Biotechnologists at the Guru Gobind Singh Indraprastha University (GGU) in New Delhi have discovered a wide variation among popular varieties of rice in India in their ability to use nitrogen. This knowledge can be used to develop newer varieties that use less nitrogen and are high-yielding, thus slashing expenditure on imported fertilizers and reducing nitrogen-linked pollution.
“Cereals consume two-thirds of all urea in India, led by rice. Poor fertilizer nitrogen-use efficiency (NUE) wastes N (nitrogen)-fertilizers worth ₹1 trillion a year in India and over $170 billion per year globally,” N. Raghuram, Professor at GGU, and lead author of the paper, said, reporting these findings.
Nitrogen use efficiency refers to the yield of a crop relative to the nitrogen (natural and artificial) available to it.
“Worse, N-fertilizers are the main source of nitrous oxide and ammonia pollution of air and nitrate/ammonium pollution of water, affecting our health, biodiversity, and climate change. Yet, we don’t have a ranking of any Indian crop varieties in terms of their NUE for crop improvement by selection or breeding,” Dr. Raghuram said.
The paper was published late last week in the peer-reviewed Journal of Plant Growth Regulation.
The NUE of the best varieties were five times as much as the least, the investigation found. However, a high NUE doesn’t always mean the highest yields and farmers in India generally prefer varieties with the highest yields.
“The focus of Indian agriculture has for a long time been to solely increase yield. This was necessary during the Green Revolution but this also meant more synthetic fertilizers, more wastage, and pollution. India has tens and thousands of rice varieties but only a few are actually used and studied as part of agricultural research. To find newer crops that have improved NUE and yields, we have to have a wider approach,” Dr. Raghuram told The Hindu.
The study was co-authored by Ashu Tyagi and Navjyoti Chakraborty, both scientists from the Centre for Sustainable Nitrogen and Nutrient Management, School of Biotechnology, GGU.
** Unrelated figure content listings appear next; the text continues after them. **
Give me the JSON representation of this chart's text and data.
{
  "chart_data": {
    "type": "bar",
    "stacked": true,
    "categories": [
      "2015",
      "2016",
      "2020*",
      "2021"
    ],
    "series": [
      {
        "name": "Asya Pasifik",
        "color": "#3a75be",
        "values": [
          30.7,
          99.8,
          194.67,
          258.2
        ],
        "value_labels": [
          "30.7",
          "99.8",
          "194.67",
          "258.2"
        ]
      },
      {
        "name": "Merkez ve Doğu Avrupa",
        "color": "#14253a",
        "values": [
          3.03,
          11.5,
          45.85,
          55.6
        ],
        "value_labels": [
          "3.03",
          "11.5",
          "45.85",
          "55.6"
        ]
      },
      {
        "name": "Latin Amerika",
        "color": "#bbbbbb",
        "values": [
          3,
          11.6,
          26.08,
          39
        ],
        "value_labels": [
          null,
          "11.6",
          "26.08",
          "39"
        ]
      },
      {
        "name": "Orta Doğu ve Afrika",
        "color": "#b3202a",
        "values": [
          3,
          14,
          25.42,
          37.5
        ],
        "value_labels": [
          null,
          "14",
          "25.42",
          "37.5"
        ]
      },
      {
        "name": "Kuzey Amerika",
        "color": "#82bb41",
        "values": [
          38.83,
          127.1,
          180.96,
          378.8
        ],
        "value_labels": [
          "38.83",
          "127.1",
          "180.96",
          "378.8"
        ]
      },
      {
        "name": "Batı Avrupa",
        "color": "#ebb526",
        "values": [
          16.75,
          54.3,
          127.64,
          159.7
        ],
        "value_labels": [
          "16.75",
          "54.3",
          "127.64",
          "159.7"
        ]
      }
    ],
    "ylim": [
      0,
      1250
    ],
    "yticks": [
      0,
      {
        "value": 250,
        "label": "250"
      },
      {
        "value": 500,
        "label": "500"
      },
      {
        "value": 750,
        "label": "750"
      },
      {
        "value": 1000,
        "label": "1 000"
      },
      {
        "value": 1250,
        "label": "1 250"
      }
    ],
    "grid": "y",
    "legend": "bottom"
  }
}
While some improvements in NUE could be done by improving fertilizer formulations, legume-based crop-rotations and crop management practices, it was now become necessary to lay more stress on improving the crop using biotechnology, the authors of the study said.
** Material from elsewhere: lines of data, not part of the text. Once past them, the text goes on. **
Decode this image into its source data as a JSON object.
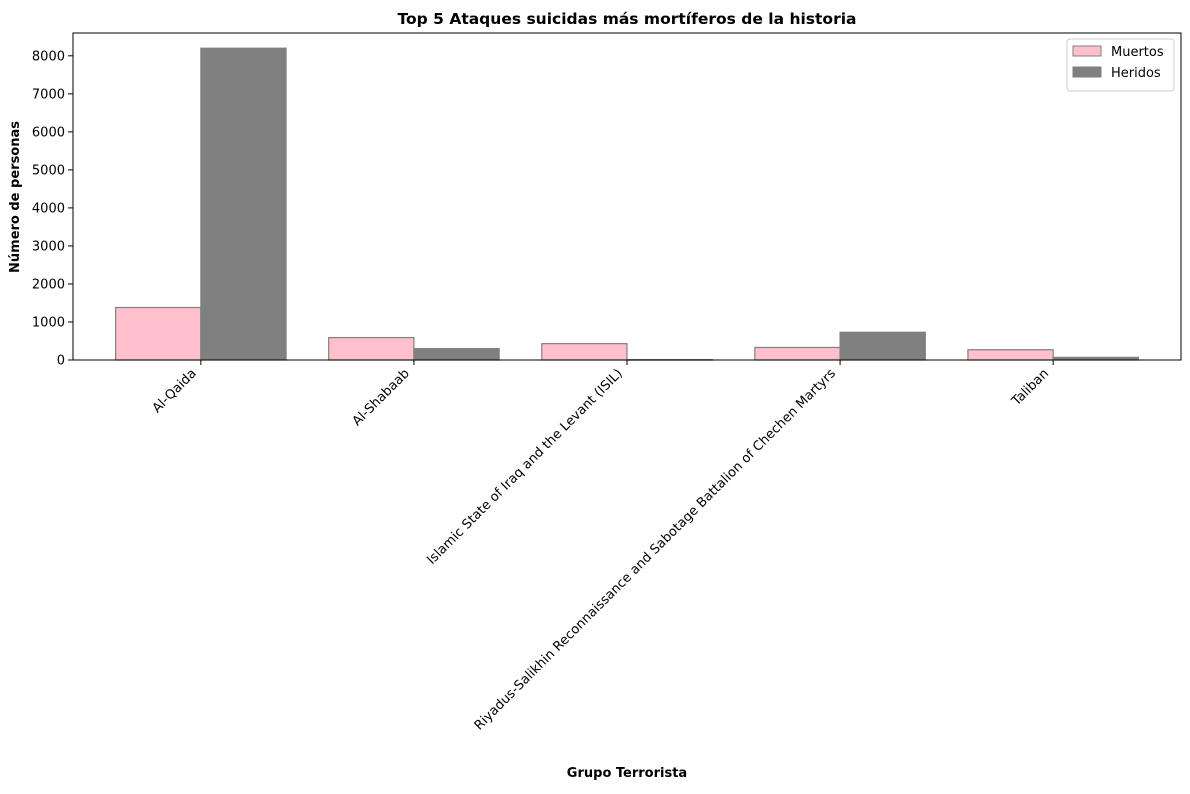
{
  "chart_data": {
    "type": "bar",
    "title": "Top 5 Ataques suicidas más mortíferos de la historia",
    "xlabel": "Grupo Terrorista",
    "ylabel": "Número de personas",
    "categories": [
      "Al-Qaida",
      "Al-Shabaab",
      "Islamic State of Iraq and the Levant (ISIL)",
      "Riyadus-Salikhin Reconnaissance and Sabotage Battalion of Chechen Martyrs",
      "Taliban"
    ],
    "series": [
      {
        "name": "Muertos",
        "values": [
          1380,
          590,
          430,
          330,
          270
        ],
        "color": "#ffc0cb",
        "edge_color": "#808080"
      },
      {
        "name": "Heridos",
        "values": [
          8200,
          300,
          10,
          730,
          70
        ],
        "color": "#808080",
        "edge_color": "#808080"
      }
    ],
    "ylim": [
      0,
      8600
    ],
    "yticks": [
      0,
      1000,
      2000,
      3000,
      4000,
      5000,
      6000,
      7000,
      8000
    ],
    "grid": false,
    "legend_position": "top-right"
  }
}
“Our screening of a dozen rice varieties out of over a thousand Indian-released varieties revealed five-fold variation in NUE that can be tapped for crop improvement. There could be even higher potential in the tens of thousands of untapped farmers’ varieties/landraces” Ms. Tyagi, who carried out this work for her doctoral thesis, said. “This was by far the most comprehensive study of 46 phenotypic and physiological parameters in any crop. We found 19 parameters strongly associated with NUE, including eight we discovered for the first time, subject to confirmation in field trials,” she added.
The studies are a result of investigation done over a decade using different sets of 34 released rice varieties by different researchers in the lab with a consistent methodology to evaluate NUE in the university greenhouse, which are plots within campuses to simulate agricultural fields.
“The varieties we earlier found to be of high NUE in the greenhouse were later confirmed in the field by our partners in agricultural institutes. So we are increasingly confident that we have a reliable field-relevant methodology for biological assessment of NUE. On that basis, we can recommend large-scale screening of all the Indian varieties of rice to find more and more NUE cultivars that suit different agroclimatic conditions and markets,” Dr. Raghuram said.
India is the world’s second-largest source of nitrous oxide (N2O), a greenhouse gas that heats up the atmosphere far more than carbon dioxide. Nearly 11% of such global manmade emissions in 2020 were from India, topped only by China at 16%. The major source of these emissions is fertilizer usage, according to a global assessment of N2O emissions conducted in June.